PeakSegJoint.c changed so that the likelihood function is defined from the first base with data to the last base with data, on any sample (before, it was ALL samples, and this is problematic now that we assume the input is a sparse profile).
Remove "read one sample coverage file and save the coverage profile for each labeled chunk" step from exec/ pipeline, since it is so fast with bigwig files now.
To support sparse bigwig data (created with -bg rather than -bga option to coverageBed, resulting in no rows with 0 coverage), binSum no longer returns an error code when chromEnd[i] != chromStart[i+1]. Instead, gaps in the coverage profile are properly treated as bases with 0 coverage.
ConvertModelList returns modelSelection.
peak1.infeasible data set.
Step3 looks for a peak in the same place as previous model, but does not enforce the seg1 < seg2 > seg3 constraint.
ConvertModelList returns segments for model with 0 peaks.
PeakSegJointSeveral function for running the C solver using several suboptimality parameters, and taking the model with the min Poisson loss for each model size.

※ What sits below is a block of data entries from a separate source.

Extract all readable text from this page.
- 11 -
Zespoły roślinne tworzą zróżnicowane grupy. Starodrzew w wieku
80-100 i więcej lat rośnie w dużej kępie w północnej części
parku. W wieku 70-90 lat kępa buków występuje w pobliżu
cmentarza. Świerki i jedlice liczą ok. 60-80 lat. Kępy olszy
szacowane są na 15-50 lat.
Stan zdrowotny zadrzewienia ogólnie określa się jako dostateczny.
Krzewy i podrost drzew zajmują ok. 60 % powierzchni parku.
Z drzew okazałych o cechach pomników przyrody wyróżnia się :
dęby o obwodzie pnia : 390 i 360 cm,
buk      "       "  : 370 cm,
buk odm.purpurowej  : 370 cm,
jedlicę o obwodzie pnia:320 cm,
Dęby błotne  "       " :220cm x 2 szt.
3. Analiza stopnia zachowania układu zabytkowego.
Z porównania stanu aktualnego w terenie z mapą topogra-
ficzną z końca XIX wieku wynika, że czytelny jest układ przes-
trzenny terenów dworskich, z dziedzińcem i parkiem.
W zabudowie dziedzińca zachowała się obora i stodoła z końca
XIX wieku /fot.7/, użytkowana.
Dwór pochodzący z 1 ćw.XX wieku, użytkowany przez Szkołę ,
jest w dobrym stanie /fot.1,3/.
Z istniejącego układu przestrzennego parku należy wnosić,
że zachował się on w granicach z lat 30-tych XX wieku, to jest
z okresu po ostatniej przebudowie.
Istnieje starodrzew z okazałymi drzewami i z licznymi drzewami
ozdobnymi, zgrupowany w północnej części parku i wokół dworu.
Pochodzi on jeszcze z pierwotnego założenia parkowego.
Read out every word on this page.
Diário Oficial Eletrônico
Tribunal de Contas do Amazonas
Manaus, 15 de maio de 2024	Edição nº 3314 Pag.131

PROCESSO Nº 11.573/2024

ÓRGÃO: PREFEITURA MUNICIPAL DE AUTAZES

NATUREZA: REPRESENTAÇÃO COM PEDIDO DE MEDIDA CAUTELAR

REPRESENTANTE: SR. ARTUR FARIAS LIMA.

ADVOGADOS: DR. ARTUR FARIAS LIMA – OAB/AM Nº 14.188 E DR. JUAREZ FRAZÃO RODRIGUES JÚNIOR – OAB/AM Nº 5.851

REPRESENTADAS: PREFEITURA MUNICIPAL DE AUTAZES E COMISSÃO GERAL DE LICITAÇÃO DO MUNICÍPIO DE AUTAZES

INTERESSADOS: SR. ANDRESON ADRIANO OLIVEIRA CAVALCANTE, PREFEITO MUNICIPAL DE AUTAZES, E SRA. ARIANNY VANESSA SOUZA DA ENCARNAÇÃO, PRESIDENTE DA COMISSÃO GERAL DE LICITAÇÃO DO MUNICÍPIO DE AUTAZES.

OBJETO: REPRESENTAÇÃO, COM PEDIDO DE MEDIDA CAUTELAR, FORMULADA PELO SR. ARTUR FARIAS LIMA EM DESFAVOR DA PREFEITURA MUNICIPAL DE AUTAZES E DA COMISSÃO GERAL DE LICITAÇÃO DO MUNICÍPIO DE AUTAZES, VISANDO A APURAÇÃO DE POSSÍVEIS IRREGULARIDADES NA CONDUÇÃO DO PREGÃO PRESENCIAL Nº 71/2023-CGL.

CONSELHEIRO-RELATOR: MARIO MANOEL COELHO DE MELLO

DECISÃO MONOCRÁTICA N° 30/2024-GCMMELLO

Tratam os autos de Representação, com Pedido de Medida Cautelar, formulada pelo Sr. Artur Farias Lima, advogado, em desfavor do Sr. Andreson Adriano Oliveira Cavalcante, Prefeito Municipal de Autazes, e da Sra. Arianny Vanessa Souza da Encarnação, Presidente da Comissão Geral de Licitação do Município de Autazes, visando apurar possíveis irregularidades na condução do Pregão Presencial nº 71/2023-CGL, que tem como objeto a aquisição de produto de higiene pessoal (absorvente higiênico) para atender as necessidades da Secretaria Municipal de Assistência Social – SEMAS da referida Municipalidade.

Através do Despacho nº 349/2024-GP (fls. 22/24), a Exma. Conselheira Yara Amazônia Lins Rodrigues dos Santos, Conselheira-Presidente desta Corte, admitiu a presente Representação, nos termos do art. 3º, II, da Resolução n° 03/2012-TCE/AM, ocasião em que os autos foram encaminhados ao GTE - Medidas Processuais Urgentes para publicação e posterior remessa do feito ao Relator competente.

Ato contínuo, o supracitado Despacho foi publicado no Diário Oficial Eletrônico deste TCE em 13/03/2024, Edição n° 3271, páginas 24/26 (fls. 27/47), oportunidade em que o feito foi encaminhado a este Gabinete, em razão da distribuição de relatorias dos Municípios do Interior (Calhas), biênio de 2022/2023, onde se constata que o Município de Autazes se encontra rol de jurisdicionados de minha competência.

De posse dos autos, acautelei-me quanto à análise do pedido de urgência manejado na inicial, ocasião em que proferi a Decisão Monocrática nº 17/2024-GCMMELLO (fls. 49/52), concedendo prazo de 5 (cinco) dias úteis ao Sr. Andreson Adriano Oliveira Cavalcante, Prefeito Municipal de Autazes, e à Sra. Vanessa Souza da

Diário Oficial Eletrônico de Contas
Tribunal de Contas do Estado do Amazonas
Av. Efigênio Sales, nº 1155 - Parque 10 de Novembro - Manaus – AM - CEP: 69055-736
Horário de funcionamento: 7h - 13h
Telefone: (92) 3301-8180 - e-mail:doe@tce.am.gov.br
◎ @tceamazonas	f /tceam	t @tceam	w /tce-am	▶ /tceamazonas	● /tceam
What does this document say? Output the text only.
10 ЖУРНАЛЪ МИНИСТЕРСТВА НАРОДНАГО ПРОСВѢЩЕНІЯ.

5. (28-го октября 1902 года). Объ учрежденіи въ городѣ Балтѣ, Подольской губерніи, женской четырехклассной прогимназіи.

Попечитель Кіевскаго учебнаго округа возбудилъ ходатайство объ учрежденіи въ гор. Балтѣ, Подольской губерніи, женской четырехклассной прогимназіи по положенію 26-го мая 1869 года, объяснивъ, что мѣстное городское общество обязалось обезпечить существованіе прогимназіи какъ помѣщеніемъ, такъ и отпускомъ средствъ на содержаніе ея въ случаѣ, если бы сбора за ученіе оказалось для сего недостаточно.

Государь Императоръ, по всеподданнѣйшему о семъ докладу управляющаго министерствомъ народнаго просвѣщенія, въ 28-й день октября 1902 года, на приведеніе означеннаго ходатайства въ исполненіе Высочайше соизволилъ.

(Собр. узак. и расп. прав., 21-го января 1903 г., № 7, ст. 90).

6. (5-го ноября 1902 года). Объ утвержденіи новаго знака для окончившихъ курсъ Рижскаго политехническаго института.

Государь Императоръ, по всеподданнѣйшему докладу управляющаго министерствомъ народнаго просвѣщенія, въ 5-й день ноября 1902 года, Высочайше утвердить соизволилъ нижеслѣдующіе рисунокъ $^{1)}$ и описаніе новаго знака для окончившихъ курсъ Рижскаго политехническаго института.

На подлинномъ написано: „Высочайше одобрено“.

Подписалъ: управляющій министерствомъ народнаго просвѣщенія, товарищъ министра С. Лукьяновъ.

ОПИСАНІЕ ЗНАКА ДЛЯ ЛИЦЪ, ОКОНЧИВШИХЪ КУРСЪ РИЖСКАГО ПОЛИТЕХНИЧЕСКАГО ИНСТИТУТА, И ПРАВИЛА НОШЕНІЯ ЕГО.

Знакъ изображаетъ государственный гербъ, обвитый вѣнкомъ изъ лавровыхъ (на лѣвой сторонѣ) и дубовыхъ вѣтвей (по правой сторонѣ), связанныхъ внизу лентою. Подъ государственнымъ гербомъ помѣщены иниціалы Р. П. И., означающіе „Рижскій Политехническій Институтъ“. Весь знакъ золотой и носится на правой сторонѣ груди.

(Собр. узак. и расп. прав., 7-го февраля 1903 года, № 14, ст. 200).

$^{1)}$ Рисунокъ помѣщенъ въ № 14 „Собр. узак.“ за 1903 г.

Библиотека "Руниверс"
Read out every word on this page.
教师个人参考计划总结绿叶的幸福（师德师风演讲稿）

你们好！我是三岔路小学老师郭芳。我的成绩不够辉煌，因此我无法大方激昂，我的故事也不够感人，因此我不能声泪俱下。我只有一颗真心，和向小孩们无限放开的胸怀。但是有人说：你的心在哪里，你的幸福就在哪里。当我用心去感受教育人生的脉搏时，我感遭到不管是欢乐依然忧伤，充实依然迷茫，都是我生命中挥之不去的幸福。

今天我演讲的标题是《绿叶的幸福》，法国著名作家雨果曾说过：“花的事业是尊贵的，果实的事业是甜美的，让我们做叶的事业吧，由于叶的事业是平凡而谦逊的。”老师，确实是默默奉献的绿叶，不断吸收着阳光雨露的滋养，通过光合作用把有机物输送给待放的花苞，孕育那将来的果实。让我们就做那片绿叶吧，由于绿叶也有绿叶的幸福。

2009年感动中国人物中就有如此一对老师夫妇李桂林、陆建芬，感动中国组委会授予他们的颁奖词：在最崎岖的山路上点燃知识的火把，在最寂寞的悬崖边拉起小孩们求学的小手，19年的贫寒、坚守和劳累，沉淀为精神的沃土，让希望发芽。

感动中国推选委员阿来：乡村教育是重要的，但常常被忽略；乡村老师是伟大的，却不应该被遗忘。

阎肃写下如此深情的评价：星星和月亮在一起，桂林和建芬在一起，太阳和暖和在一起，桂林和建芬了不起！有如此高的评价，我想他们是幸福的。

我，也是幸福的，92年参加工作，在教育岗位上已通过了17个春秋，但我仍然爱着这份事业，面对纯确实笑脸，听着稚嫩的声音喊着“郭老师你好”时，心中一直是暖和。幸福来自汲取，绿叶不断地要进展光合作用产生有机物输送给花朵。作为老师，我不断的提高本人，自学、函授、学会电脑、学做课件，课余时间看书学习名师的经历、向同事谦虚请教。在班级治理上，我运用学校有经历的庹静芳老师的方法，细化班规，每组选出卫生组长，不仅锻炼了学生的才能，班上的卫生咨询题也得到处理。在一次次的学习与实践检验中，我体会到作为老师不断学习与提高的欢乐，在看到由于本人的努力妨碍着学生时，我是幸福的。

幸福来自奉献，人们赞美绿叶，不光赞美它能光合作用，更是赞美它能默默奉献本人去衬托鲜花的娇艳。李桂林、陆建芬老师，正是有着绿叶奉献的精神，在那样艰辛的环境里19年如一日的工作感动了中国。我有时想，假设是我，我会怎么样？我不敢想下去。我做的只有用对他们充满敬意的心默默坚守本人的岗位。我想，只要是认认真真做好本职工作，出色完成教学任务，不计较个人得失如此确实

rename seg_start_end to bin_start_end.
real data sets where buggy heuristic does not recover visually optimal segmentations.
bugfix for heuristic optimization for cases where there is a solution with non-zero index (writes new cumsum vec) before a better solution with zero index (does not write a new cumsum vec, and was stuck with the old cumsum vec).
Squared hinge loss FISTA implementation.
Bugfixes for C memory issues.
Fast C implementation of PeakSegJointHeuristic.
binSum, multi* copied from tdhock/PeakSegDP.